1-熱狂的な支持者によって革新的ともてはやされる「新しい人」のなかに見出される俗っぽい趣味が、「別の」趣味を創造しようとする後続する者に困惑と安心を与え、抑圧を緩和する方向に働く。このような「新しい人」を裸の王様に見立てては神話解体を装う新たな神話の作成者に名を連ねないようにしよう。多くの神話に彩られ、自ら神話の贋作を語りもしたマイルス・デイヴィスは、なお私たちに音楽を通じて啓示を垂れてくれるかのように思われる。指導者マイルスを引いた群衆の音楽。目立ちたがりのこの男が匿名的になろうとするとき、第三の意味でのエキゾチックが開かれる。

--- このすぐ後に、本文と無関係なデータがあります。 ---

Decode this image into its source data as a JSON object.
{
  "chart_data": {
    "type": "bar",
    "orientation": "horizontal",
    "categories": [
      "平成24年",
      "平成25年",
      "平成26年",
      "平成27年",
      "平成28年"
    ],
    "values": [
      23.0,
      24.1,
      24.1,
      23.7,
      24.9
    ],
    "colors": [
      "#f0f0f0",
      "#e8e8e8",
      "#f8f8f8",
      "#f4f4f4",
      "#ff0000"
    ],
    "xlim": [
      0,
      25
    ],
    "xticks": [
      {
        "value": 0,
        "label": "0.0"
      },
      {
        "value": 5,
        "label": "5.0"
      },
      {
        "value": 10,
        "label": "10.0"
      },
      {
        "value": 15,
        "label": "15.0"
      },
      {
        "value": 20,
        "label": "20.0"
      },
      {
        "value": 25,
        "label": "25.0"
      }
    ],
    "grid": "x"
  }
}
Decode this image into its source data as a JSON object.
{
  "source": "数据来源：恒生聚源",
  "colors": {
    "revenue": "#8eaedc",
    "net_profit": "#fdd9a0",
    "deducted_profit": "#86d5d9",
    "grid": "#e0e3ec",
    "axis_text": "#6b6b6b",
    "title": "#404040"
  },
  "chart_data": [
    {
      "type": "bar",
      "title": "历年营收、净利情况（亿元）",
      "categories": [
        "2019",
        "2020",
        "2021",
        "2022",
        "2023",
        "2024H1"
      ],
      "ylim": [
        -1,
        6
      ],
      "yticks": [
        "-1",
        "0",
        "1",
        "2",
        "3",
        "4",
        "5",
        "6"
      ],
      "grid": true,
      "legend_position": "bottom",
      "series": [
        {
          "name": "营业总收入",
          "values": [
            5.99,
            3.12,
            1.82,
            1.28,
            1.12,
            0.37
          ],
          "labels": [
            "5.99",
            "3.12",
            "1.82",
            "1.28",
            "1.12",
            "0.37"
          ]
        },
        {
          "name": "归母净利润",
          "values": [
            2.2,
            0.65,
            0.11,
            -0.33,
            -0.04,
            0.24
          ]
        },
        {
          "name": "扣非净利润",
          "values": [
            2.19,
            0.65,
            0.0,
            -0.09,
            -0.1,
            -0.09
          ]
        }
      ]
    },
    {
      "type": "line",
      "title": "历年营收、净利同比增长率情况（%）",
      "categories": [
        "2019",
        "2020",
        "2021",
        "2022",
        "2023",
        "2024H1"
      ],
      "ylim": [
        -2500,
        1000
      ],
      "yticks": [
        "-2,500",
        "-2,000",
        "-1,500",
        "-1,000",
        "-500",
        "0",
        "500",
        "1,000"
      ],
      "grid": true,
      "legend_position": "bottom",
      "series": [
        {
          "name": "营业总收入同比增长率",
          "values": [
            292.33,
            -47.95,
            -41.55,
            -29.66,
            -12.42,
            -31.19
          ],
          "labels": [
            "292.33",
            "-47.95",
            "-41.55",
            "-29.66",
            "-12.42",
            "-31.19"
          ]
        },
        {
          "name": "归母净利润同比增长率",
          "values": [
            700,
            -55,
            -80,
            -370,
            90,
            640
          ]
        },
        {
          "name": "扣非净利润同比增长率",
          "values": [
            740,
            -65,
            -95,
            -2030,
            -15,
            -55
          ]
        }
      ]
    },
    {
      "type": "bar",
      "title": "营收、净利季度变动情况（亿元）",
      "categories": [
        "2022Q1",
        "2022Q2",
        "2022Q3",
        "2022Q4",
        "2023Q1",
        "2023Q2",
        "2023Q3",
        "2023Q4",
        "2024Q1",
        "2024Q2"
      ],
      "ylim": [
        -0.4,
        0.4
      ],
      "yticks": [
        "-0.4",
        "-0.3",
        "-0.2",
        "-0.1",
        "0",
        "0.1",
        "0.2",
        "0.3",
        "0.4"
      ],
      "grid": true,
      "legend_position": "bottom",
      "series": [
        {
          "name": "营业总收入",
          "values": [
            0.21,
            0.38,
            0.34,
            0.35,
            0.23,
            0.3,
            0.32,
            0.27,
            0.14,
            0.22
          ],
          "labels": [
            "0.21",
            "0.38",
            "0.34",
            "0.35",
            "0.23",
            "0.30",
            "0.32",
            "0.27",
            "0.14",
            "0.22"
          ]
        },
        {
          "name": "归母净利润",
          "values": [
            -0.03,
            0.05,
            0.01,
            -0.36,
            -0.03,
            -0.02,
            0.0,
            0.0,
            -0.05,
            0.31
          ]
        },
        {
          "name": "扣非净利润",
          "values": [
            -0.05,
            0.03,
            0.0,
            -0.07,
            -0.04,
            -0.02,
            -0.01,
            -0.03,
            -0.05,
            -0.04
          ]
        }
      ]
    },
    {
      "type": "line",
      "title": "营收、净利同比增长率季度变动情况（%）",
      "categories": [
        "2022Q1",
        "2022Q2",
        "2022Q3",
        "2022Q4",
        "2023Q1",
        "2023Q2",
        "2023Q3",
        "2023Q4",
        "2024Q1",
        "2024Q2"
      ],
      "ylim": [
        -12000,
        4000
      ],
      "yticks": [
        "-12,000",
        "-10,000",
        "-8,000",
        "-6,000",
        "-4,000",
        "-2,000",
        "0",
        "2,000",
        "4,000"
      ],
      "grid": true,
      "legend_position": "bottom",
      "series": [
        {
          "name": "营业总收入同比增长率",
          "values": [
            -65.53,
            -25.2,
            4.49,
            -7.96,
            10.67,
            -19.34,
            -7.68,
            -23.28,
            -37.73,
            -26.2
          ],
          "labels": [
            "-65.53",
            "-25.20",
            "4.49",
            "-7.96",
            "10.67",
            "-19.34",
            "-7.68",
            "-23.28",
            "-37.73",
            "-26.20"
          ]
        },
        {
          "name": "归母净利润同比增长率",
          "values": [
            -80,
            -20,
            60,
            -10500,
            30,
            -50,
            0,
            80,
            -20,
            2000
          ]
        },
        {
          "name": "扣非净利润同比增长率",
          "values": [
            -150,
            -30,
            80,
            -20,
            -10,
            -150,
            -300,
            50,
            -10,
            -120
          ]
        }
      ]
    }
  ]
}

http://www.allmusic.com/album/on-the-corner-mw0000197892

2-ブエノスアイレス録音。エレクトリック・マイルスならぬエレクトリック・タンゴとでも呼べそうな本作は、憂愁に流れず高速度で鋭い不穏がパーカッシヴに奏でられる。バンドネオンの神経症的な震えを、アダルベルト・セバスコのベース、オラシオ・マルビチーノのギターがウォームアップすることで、逆に感傷に陥らず「クール」が保たれる。再リリースにともなって、新録音が三曲追加されているほか、ドラムのオーバー・ダビングが施されている。

http://www.verifyandbuy.com/detail.php?id=57505414

3-ツーリストの好奇心と民俗音楽研究者の生真面目を迂回し、人類学者の叡智に近づく挑発は真摯であり、一時の高揚に流されるものではない。「熱病の起原」と題されたセルフ・ライナーノーツを、エキゾチシズムの自己分析として読んでみること(「三」という単語が読まれる筈だ)。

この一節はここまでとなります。